Long before sundown, of course, we were marched back to the latrine and then to the mess hall. Later I had expected that some further work would be thrust upon us, but it didn't happen. The grim Captain stopped me as I entered the mess hall. I froze. There was a queer smile on his face, and I had grown to fear novelty.
"You had a moment," he said, simply and declaratively. "You didn't miss it, did you?"
"No," I replied, not fully understanding. "No, I didn't miss it."
"You are more fortunate than most," he went on, still standing between me and the mess hall. "Some people come here year after year, or they go to other places like this, or permit themselves to be confined in the hulls of old submarines, and some even apprentice themselves to medical missionaries in Equatorial Africa; they expose themselves to every conceivable combination of external conditions, but nothing really happens to them.

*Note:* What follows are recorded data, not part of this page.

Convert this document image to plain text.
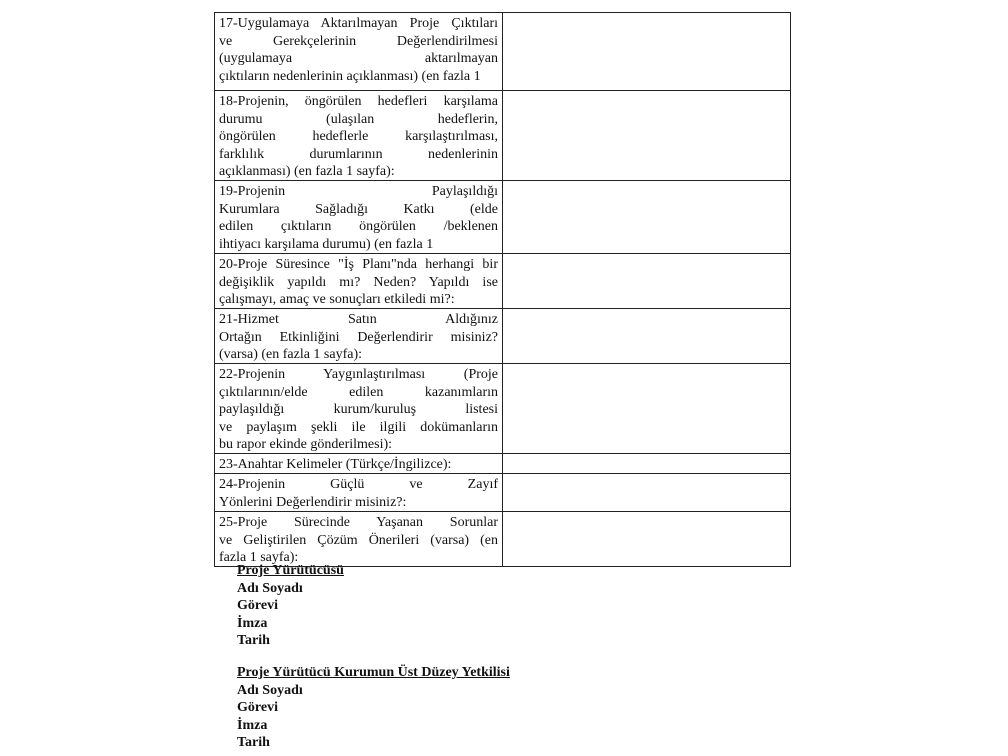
17-Uygulamaya Aktarılmayan Proje Çıktıları
ve Gerekçelerinin Değerlendirilmesi
(uygulamaya aktarılmayan
çıktıların nedenlerinin açıklanması) (en fazla 1	

18-Projenin, öngörülen hedefleri karşılama
durumu (ulaşılan hedeflerin,
öngörülen hedeflerle karşılaştırılması,
farklılık durumlarının nedenlerinin
açıklanması) (en fazla 1 sayfa):	

19-Projenin Paylaşıldığı
Kurumlara Sağladığı Katkı (elde
edilen çıktıların öngörülen /beklenen
ihtiyacı karşılama durumu) (en fazla 1	

20-Proje Süresince "İş Planı"nda herhangi bir
değişiklik yapıldı mı? Neden? Yapıldı ise
çalışmayı, amaç ve sonuçları etkiledi mi?:	

21-Hizmet Satın Aldığınız
Ortağın Etkinliğini Değerlendirir misiniz?
(varsa) (en fazla 1 sayfa):	

22-Projenin Yaygınlaştırılması (Proje
çıktılarının/elde edilen kazanımların
paylaşıldığı kurum/kuruluş listesi
ve paylaşım şekli ile ilgili dokümanların
bu rapor ekinde gönderilmesi):	

23-Anahtar Kelimeler (Türkçe/İngilizce):	

24-Projenin Güçlü ve Zayıf
Yönlerini Değerlendirir misiniz?:	

25-Proje Sürecinde Yaşanan Sorunlar
ve Geliştirilen Çözüm Önerileri (varsa) (en
fazla 1 sayfa):	

Proje Yürütücüsü
Adı Soyadı
Görevi
İmza
Tarih
Proje Yürütücü Kurumun Üst Düzey Yetkilisi
Adı Soyadı
Görevi
İmza
Tarih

They feel nothing except a fleeting sensation of contrast--soon lost in a torrent of other sensations. No 'moment'; only a brief cessation of the continuing pleasure process. You have been one of the fortunate few, Mr. Devoe."
Then the film dissolved--finally and completely--from the surface of my brain, and my sense of time returned to me in a flood of ordered recollections. Hours and days began to arrange themselves into meaningful sequence. Was it possible that two whole glorious weeks could have passed so swiftly?
"You and Mrs. Devoe may leave tonight or in the morning, just as you prefer," said the Captain.
Bertha and I have had little to say to one another as we wait in the office for the car that will take us to the heliport. For the moment--this moment--it suffices that we stand here in our own clothes, that we have tasted coffee again, brought to us on a tray by a matron whose manner towards us bordered on the obsequious, and that the aroma of a cigarette is just as gratifying as ever.
We will go back to our ten-room apartment on the ninety-first floor of the New Empire State Hotel; back to our swimming pool, our three-dimensional color television, our anti-gravity sleeping chambers, our impeccably efficient, relentlessly cheerful robot servants, and our library of thrills, entertainment, solace, diversion and escape--all impressed on magnetic tape and awaiting our pleasure.
I will go back to my five kinds of cigars and my sixteen kinds of brandy; Bertha will return to her endless fantasy of pastries and desserts--an endless, joyous parade of goodies, never farther away than the nearest dumb-waiter door. And we will both become softer, heavier, a little less responsive.
When, as sometimes happens, the sweet lethargy threatens to choke off our breath, we will step into our flying platform and set its automatic controls for Miami, Palm Beach, or the Cote d'Azur. There are conducted tours to the Himalayas now, or to the "lost" cities of the South American jungles, or to the bottom of any one of the seven seas. We will bide our time, much as others do.
But we will survive these things: I still have my four hours per month at Central Computing and Control; Bertha has her endless and endlessly varying work on committees .
We cannot soften and slough away altogether, for when all else fails, when the last stronghold of the spirit is in peril, there is always the vision of year's end and another glorious vacation.